The identification method used in this context is based on the continuous mode symbiotic cycle, combining a physical system, a simulation system and an agent-based machine learning system. As an example, a data-driven method to create a human readable model without using presampled data is presented. All components in the system interact in a symbiotic way. The result of each component is used as an input by the others and vice versa.
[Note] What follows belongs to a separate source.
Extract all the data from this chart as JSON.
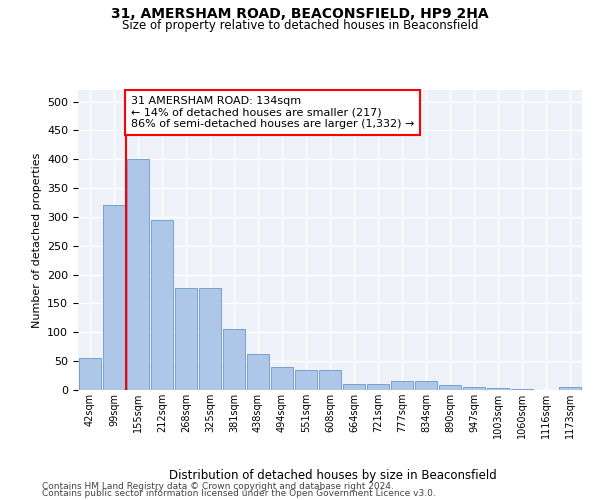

First of all, the prototype of biosignal acquisition and identification system using a multistage agent-based solution builder identification method is introduced (Klinger and Klauke, 2013) and then the closed-loop identification method, implemented using a symbiotic continuous system (Aydt, Turner, Cai and Low, 2008; Aydt, Turner, Cai and Low, 2009) is presented. The prototype is acting as the physical target system in the symbiotic cycle, presented subsequently. This paper focuses on the interaction between the identification method, based on a data driven approach and its verification. We present the closed-loop identification method, implemented using a symbiotic continuous system (Aydt, Turner, Cai and Low, 2008; Aydt, Turner, Cai and Low, 2009), consisting of a robotic based trajectory generation, the nerve simulation and an agent-based machine learning system. We introduce the model generation process and show the closed-loop verification approach of the identification method.